I have countless examples, and they continue to occur almost every week, where an ineffective or vague description of the expected outcome has led to undesirable deliverables and sometimes degraded to dysfunctional behavior. Since clearly stated deliverables (requirements and specifications), are difficult and time-consuming to create, especially in an environment as informal and dynamic as a family, we use the equivalent of a sync-meeting to manage our weekly interfaces. During these sync-meetings, which occur regularly at Sunday dinner, we accomplish two things - one very practical and the other developmental.

First, on the practical side, we pull out a large monthly calendar that hangs on the refrigerator, right next to other convenient necessities like the shopping list and other family reminders. Erika is in charge of documenting the meeting discussion and she facilitates it as well. The phone is ignored and she keeps everyone focused and on task with her gentle but persuasive technique. She enjoys being in charge and relishes the rare opportunity as the second child to run the show.

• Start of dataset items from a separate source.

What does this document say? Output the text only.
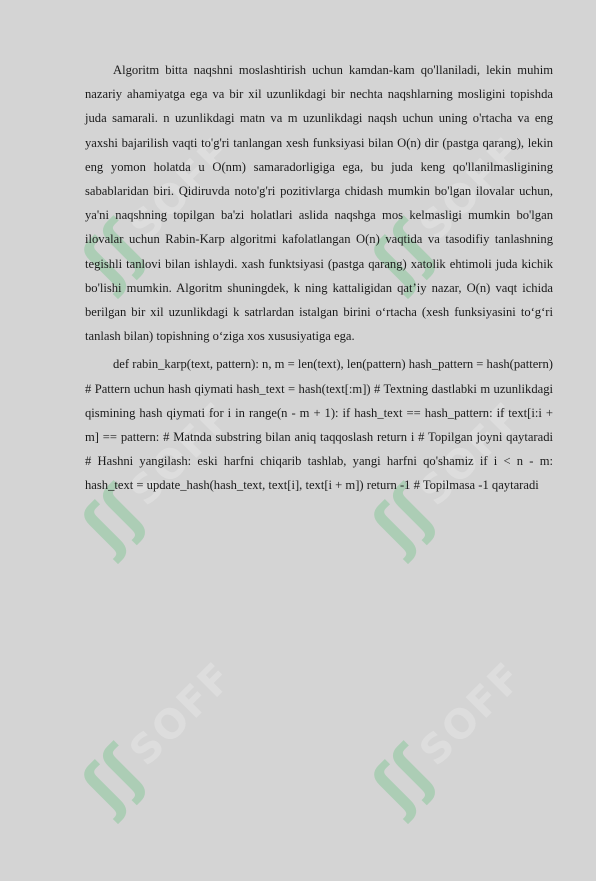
ʃʃ
SOFF
ʃʃ
SOFF
ʃʃ
SOFF
ʃʃ
SOFF
ʃʃ
SOFF
ʃʃ
SOFF

Algoritm bitta naqshni moslashtirish uchun kamdan-kam qo'llaniladi, lekin muhim nazariy ahamiyatga ega va bir xil uzunlikdagi bir nechta naqshlarning mosligini topishda juda samarali. n uzunlikdagi matn va m uzunlikdagi naqsh uchun uning o'rtacha va eng yaxshi bajarilish vaqti to'g'ri tanlangan xesh funksiyasi bilan O(n) dir (pastga qarang), lekin eng yomon holatda u O(nm) samaradorligiga ega, bu juda keng qo'llanilmasligining sabablaridan biri. Qidiruvda noto'g'ri pozitivlarga chidash mumkin bo'lgan ilovalar uchun, ya'ni naqshning topilgan ba'zi holatlari aslida naqshga mos kelmasligi mumkin bo'lgan ilovalar uchun Rabin-Karp algoritmi kafolatlangan O(n) vaqtida va tasodifiy tanlashning tegishli tanlovi bilan ishlaydi. xash funktsiyasi (pastga qarang) xatolik ehtimoli juda kichik bo'lishi mumkin. Algoritm shuningdek, k ning kattaligidan qat’iy nazar, O(n) vaqt ichida berilgan bir xil uzunlikdagi k satrlardan istalgan birini o‘rtacha (xesh funksiyasini to‘g‘ri tanlash bilan) topishning o‘ziga xos xususiyatiga ega.

def rabin_karp(text, pattern): n, m = len(text), len(pattern) hash_pattern = hash(pattern) # Pattern uchun hash qiymati hash_text = hash(text[:m]) # Textning dastlabki m uzunlikdagi qismining hash qiymati for i in range(n - m + 1): if hash_text == hash_pattern: if text[i:i + m] == pattern: # Matnda substring bilan aniq taqqoslash return i # Topilgan joyni qaytaradi # Hashni yangilash: eski harfni chiqarib tashlab, yangi harfni qo'shamiz if i < n - m: hash_text = update_hash(hash_text, text[i], text[i + m]) return -1 # Topilmasa -1 qaytaradi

It's my and Beth's job to clarify outcomes. We go through the upcoming week, day by day, and Erika documents on the calendar everyone's activities. Each person is asked not only to express what they have going on, but how that will affect someone else or what they might need from someone else. This continues until we reach the following Sunday. Items not expressed during this sync-meeting are considered "out of scope" and are negotiated separately as they occur. (More on our change management process in a future article.)

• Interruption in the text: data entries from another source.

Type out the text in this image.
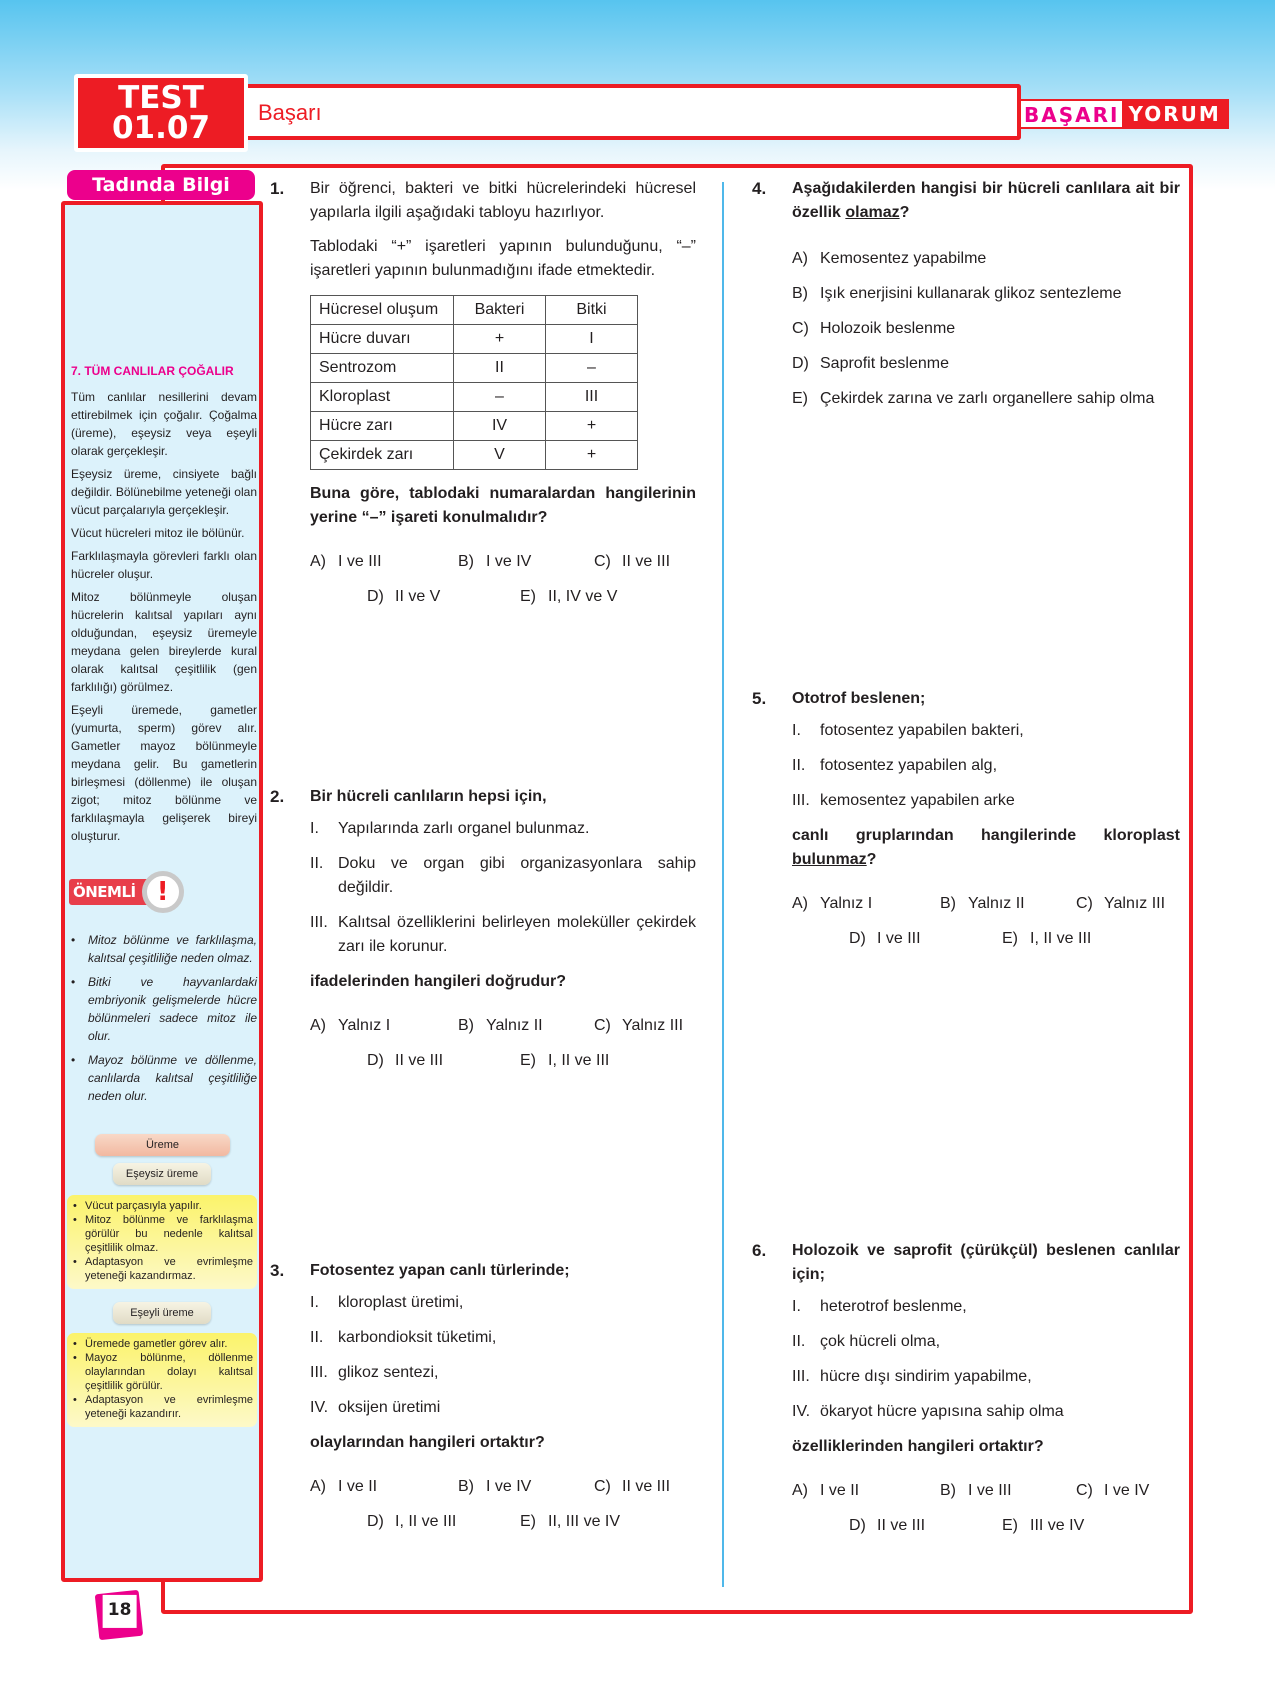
TEST
01.07	Başarı	BAŞARI YORUM
Tadında Bilgi
7. TÜM CANLILAR ÇOĞALIR

Tüm canlılar nesillerini devam ettirebilmek için çoğalır. Çoğalma (üreme), eşeysiz veya eşeyli olarak gerçekleşir.

Eşeysiz üreme, cinsiyete bağlı değildir. Bölünebilme yeteneği olan vücut parçalarıyla gerçekleşir.

Vücut hücreleri mitoz ile bölünür.

Farklılaşmayla görevleri farklı olan hücreler oluşur.

Mitoz bölünmeyle oluşan hücrelerin kalıtsal yapıları aynı olduğundan, eşeysiz üremeyle meydana gelen bireylerde kural olarak kalıtsal çeşitlilik (gen farklılığı) görülmez.

Eşeyli üremede, gametler (yumurta, sperm) görev alır. Gametler mayoz bölünmeyle meydana gelir. Bu gametlerin birleşmesi (döllenme) ile oluşan zigot; mitoz bölünme ve farklılaşmayla gelişerek bireyi oluşturur.

ÖNEMLİ !
• Mitoz bölünme ve farklılaşma, kalıtsal çeşitliliğe neden olmaz.
• Bitki ve hayvanlardaki embriyonik gelişmelerde hücre bölünmeleri sadece mitoz ile olur.
• Mayoz bölünme ve döllenme, canlılarda kalıtsal çeşitliliğe neden olur.
Üreme
Eşeysiz üreme
• Vücut parçasıyla yapılır.
• Mitoz bölünme ve farklılaşma görülür bu nedenle kalıtsal çeşitlilik olmaz.
• Adaptasyon ve evrimleşme yeteneği kazandırmaz.
Eşeyli üreme
• Üremede gametler görev alır.
• Mayoz bölünme, döllenme olaylarından dolayı kalıtsal çeşitlilik görülür.
• Adaptasyon ve evrimleşme yeteneği kazandırır.
18
1. Bir öğrenci, bakteri ve bitki hücrelerindeki hücresel yapılarla ilgili aşağıdaki tabloyu hazırlıyor.

Tablodaki “+” işaretleri yapının bulunduğunu, “–” işaretleri yapının bulunmadığını ifade etmektedir.

Hücresel oluşum	Bakteri	Bitki
Hücre duvarı	+	I
Sentrozom	II	–
Kloroplast	–	III
Hücre zarı	IV	+
Çekirdek zarı	V	+

Buna göre, tablodaki numaralardan hangilerinin yerine “–” işareti konulmalıdır?

A) I ve III	B) I ve IV	C) II ve III
D) II ve V	E) II, IV ve V
2. Bir hücreli canlıların hepsi için,

I.	Yapılarında zarlı organel bulunmaz.
II. Doku ve organ gibi organizasyonlara sahip değildir.
III. Kalıtsal özelliklerini belirleyen moleküller çekirdek zarı ile korunur.

ifadelerinden hangileri doğrudur?

A) Yalnız I	B) Yalnız II	C) Yalnız III
D) II ve III	E) I, II ve III
3. Fotosentez yapan canlı türlerinde;

I.	kloroplast üretimi,
II. karbondioksit tüketimi,
III. glikoz sentezi,
IV. oksijen üretimi

olaylarından hangileri ortaktır?

A) I ve II	B) I ve IV	C) II ve III
D) I, II ve III	E) II, III ve IV
4. Aşağıdakilerden hangisi bir hücreli canlılara ait bir özellik olamaz?

A) Kemosentez yapabilme
B) Işık enerjisini kullanarak glikoz sentezleme
C) Holozoik beslenme
D) Saprofit beslenme
E) Çekirdek zarına ve zarlı organellere sahip olma
5. Ototrof beslenen;

I.	fotosentez yapabilen bakteri,
II. fotosentez yapabilen alg,
III. kemosentez yapabilen arke

canlı gruplarından hangilerinde kloroplast bulunmaz?

A) Yalnız I	B) Yalnız II	C) Yalnız III
D) I ve III	E) I, II ve III
6. Holozoik ve saprofit (çürükçül) beslenen canlılar için;

I.	heterotrof beslenme,
II. çok hücreli olma,
III. hücre dışı sindirim yapabilme,
IV. ökaryot hücre yapısına sahip olma

özelliklerinden hangileri ortaktır?

A) I ve II	B) I ve III	C) I ve IV
D) II ve III	E) III ve IV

The second thing accomplished during these sync-meetings, focused more on development, is that we have a chance to learn through practice.
  • We learn to surface our needs clearly and express them in terms of their impact on the rest of the team. Saying you have dance practice and saying you need a ride to dance practice are two entirely different needs from the perspective of the only two drivers in the family, Beth and me.
  • We learn to respect the deliverables of others as equally important as ours. This is a challenge for two teenage girls who are still learning that the world does not revolve around them and their lives.
  • We learn to temporarily turn off or ignore the distractions of the phone, the TV and other interruptions and focus on the task at hand.
  • We learn to negotiate respectfully. This is a work in progress, and as you might expect with two teenage girls who are as different as can be, it challenges all my meeting facilitation skills on a regular basis. However, the more we all practice, the better we get.
  • We learn the natural limitations of time and resources and how they affect our individual deliverables. Somewhere in all their needs and wants, schoolwork and our jobs still have to get done. The girls have learned to explore alternatives for better use of time, money and resources to pursue their interests. Although sometimes we feel like chauffeurs, I like to remind them we are more like taxis. You pay to ride and the fee is always negotiable.
We learn all this in the context of the safest environment possible - the family. We have found it is one of our greatest exercises, and is irreplaceable in building the trust and respect necessary for our team.

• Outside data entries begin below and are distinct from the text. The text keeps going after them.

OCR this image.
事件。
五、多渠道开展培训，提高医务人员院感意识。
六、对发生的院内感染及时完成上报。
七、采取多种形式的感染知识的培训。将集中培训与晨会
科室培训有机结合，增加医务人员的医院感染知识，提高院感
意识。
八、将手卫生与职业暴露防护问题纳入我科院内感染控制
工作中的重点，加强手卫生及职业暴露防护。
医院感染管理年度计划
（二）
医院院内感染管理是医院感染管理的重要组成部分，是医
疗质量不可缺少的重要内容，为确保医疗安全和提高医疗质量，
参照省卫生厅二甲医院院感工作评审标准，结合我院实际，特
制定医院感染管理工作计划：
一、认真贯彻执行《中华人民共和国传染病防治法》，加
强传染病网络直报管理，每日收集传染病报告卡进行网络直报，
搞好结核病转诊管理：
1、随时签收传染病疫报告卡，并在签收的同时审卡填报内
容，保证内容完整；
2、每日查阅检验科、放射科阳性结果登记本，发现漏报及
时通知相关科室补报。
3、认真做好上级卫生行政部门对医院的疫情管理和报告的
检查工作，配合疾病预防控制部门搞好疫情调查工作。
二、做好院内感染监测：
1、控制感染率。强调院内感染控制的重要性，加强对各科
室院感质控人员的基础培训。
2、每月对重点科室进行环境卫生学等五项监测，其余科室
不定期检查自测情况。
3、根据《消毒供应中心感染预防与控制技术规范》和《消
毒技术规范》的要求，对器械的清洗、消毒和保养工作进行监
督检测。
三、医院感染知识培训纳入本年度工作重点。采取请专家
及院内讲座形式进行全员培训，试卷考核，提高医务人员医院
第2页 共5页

When we started this practice many years ago and the girls were much younger, it was a challenge to maintain their attention long enough to get any information out of them. (Perhaps this sounds like some of your customers or project sponsors, unavailable or unable to express their requirements but expecting them delivered just the same.)

We have all learned the benefit of the Sunday dinner calendar sync-meetings, and have come to rely on the central communication the calendar provides. Whether you use a project web site, some team collaboration software, or good old fashion sync-meetings, providing a deliberate and consistent forum for clarifying the responsibilities between the roles is essential to creating teams that operate well.

The best part? Our sync-meeting tool cost a mere $1.99.